One of Schiro’s co-defendants, Joey “the Clown” Lombardo, died last fall at the age of 90. Another reputed mob hit man, Anthony Calabrese, was shot down for clemency by Trump in 2018 after his lawyer, Joseph “The Shark” Lopez, sought compassionate release.

Lopez said Thursday that Calabrese wound up dying in prison. He said the feds wouldn’t agree to release him unless he gave a proffer on his deathbed. A spokesman for the U.S. Attorney’s office declined to comment.

A jury found Schiro guilty of racketeering but couldn’t decide whether Schiro had participated in the 1986 Outfit slaying of Schiro’s close friend, Emil Vaci. At sentencing, Zagel decided the prosecution had proven Schiro’s role by a preponderance of the evidence and took the murder into account.

Vaci was killed in Phoenix outside the restaurant where he worked because the Chicago mob feared he was cooperating with a federal criminal investigation into the disappearance of a man who had helped the Outfit skim millions of dollars but then ripped off the mob.
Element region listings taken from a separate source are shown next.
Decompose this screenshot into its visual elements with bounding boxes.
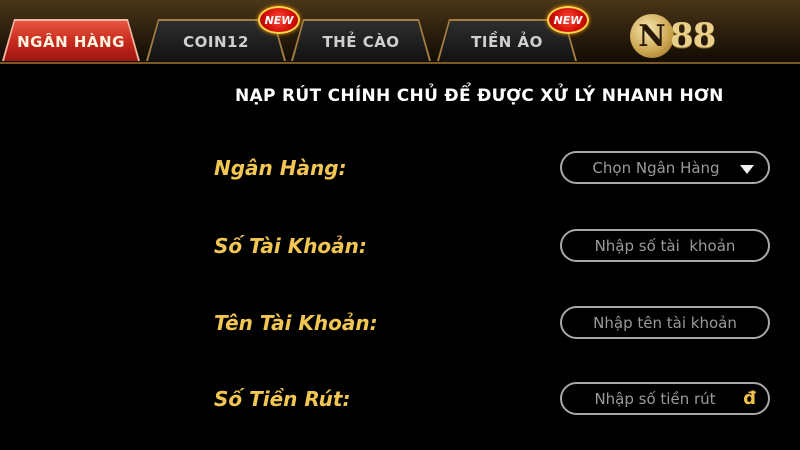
amount-label: Số Tiền Rút: [214, 387, 351, 411]
currency-dong-icon: đ [743, 388, 756, 409]
tab-ngan-hang[interactable]: NGÂN HÀNG [2, 19, 140, 61]
account-number-field [560, 229, 770, 262]
account-name-input[interactable] [562, 312, 768, 333]
account-name-label: Tên Tài Khoản: [214, 311, 378, 335]
amount-field: đ [560, 382, 770, 415]
logo-number: 88 [670, 16, 716, 56]
bank-label: Ngân Hàng: [214, 156, 347, 180]
page-heading: NẠP RÚT CHÍNH CHỦ ĐỂ ĐƯỢC XỬ LÝ NHANH HƠ… [235, 86, 724, 106]
amount-input[interactable] [562, 388, 768, 409]
account-number-input[interactable] [562, 235, 768, 256]
top-tab-bar: NGÂN HÀNG COIN12 THẺ CÀO TIỀN ẢO NEW NEW… [0, 0, 800, 64]
logo-letter: N [630, 14, 674, 58]
tab-label: NGÂN HÀNG [4, 21, 138, 61]
bank-select-value: Chọn Ngân Hàng [592, 158, 720, 177]
n88-logo: N 88 [630, 12, 740, 60]
account-number-label: Số Tài Khoản: [214, 234, 367, 258]
tab-label: THẺ CÀO [293, 21, 429, 61]
new-badge: NEW [547, 6, 589, 34]
caret-down-icon [740, 165, 754, 174]
bank-select[interactable]: Chọn Ngân Hàng [560, 151, 770, 184]
account-name-field [560, 306, 770, 339]
tab-the-cao[interactable]: THẺ CÀO [291, 19, 431, 61]
new-badge: NEW [258, 6, 300, 34]
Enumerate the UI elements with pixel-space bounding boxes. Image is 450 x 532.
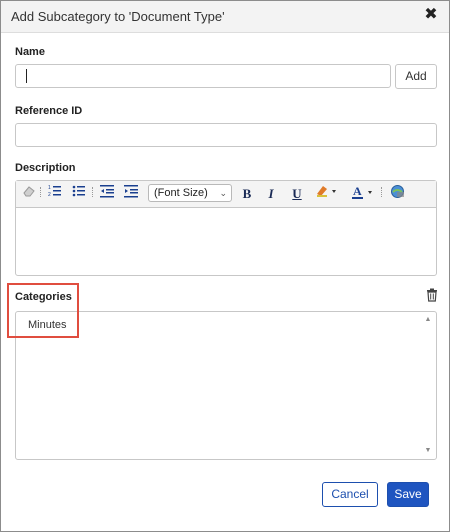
reference-id-label: Reference ID <box>15 105 83 117</box>
ordered-list-icon[interactable]: 12 <box>46 184 64 204</box>
italic-button[interactable]: I <box>264 184 278 204</box>
font-size-select[interactable]: (Font Size) ⌄ <box>148 184 232 202</box>
bold-button[interactable]: B <box>240 184 254 204</box>
dialog-title: Add Subcategory to 'Document Type' <box>11 9 225 24</box>
unordered-list-icon[interactable] <box>70 184 88 204</box>
font-color-button[interactable]: A <box>350 184 378 204</box>
close-icon[interactable]: ✖ <box>422 6 440 24</box>
svg-text:2: 2 <box>48 192 51 198</box>
toolbar-separator <box>381 187 383 197</box>
name-label: Name <box>15 46 45 58</box>
trash-icon[interactable] <box>426 288 438 302</box>
text-cursor <box>26 69 27 83</box>
reference-id-input[interactable] <box>15 123 437 147</box>
link-icon[interactable] <box>388 184 406 204</box>
save-button[interactable]: Save <box>387 482 429 507</box>
eraser-icon[interactable] <box>21 184 37 204</box>
dialog-titlebar: Add Subcategory to 'Document Type' ✖ <box>1 1 449 33</box>
description-editor: 12 (Font Size) ⌄ B I U A <box>15 180 437 276</box>
name-input[interactable] <box>15 64 391 88</box>
outdent-icon[interactable] <box>98 184 116 204</box>
font-size-value: (Font Size) <box>154 187 208 199</box>
editor-toolbar: 12 (Font Size) ⌄ B I U A <box>16 181 436 208</box>
scroll-down-icon[interactable]: ▼ <box>423 446 433 456</box>
chevron-down-icon: ⌄ <box>219 188 227 198</box>
underline-button[interactable]: U <box>290 184 304 204</box>
scroll-up-icon[interactable]: ▲ <box>423 315 433 325</box>
svg-text:A: A <box>353 184 362 198</box>
toolbar-separator <box>92 187 94 197</box>
description-label: Description <box>15 162 76 174</box>
highlight-box <box>7 283 79 338</box>
cancel-button[interactable]: Cancel <box>322 482 378 507</box>
indent-icon[interactable] <box>122 184 140 204</box>
svg-text:1: 1 <box>48 185 51 191</box>
add-button[interactable]: Add <box>395 64 437 89</box>
highlight-icon[interactable] <box>314 184 340 204</box>
toolbar-separator <box>40 187 42 197</box>
add-subcategory-dialog: Add Subcategory to 'Document Type' ✖ Nam… <box>0 0 450 532</box>
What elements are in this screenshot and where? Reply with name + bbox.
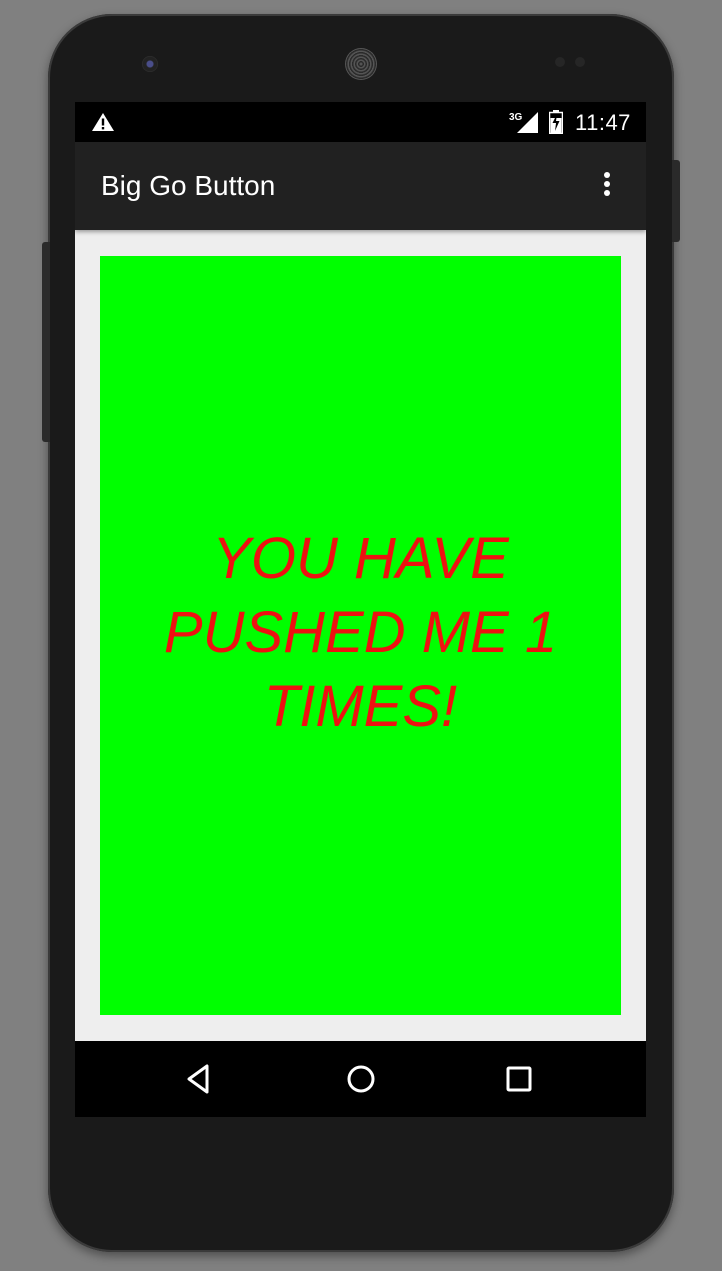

Schiro did not pull the trigger on his friend but was in a nearby car, acting as a lookout and listening to a police scanner, according to court testimony.

Nick Calabrese, the mob killer who became a government witness, testified at trial that Schiro took part in the planning of Vaci’s killing. Calabrese said he and an accomplice pulled Vaci into a van, then Calabrese shot Vaci several times in the head and dumped his body in a canal.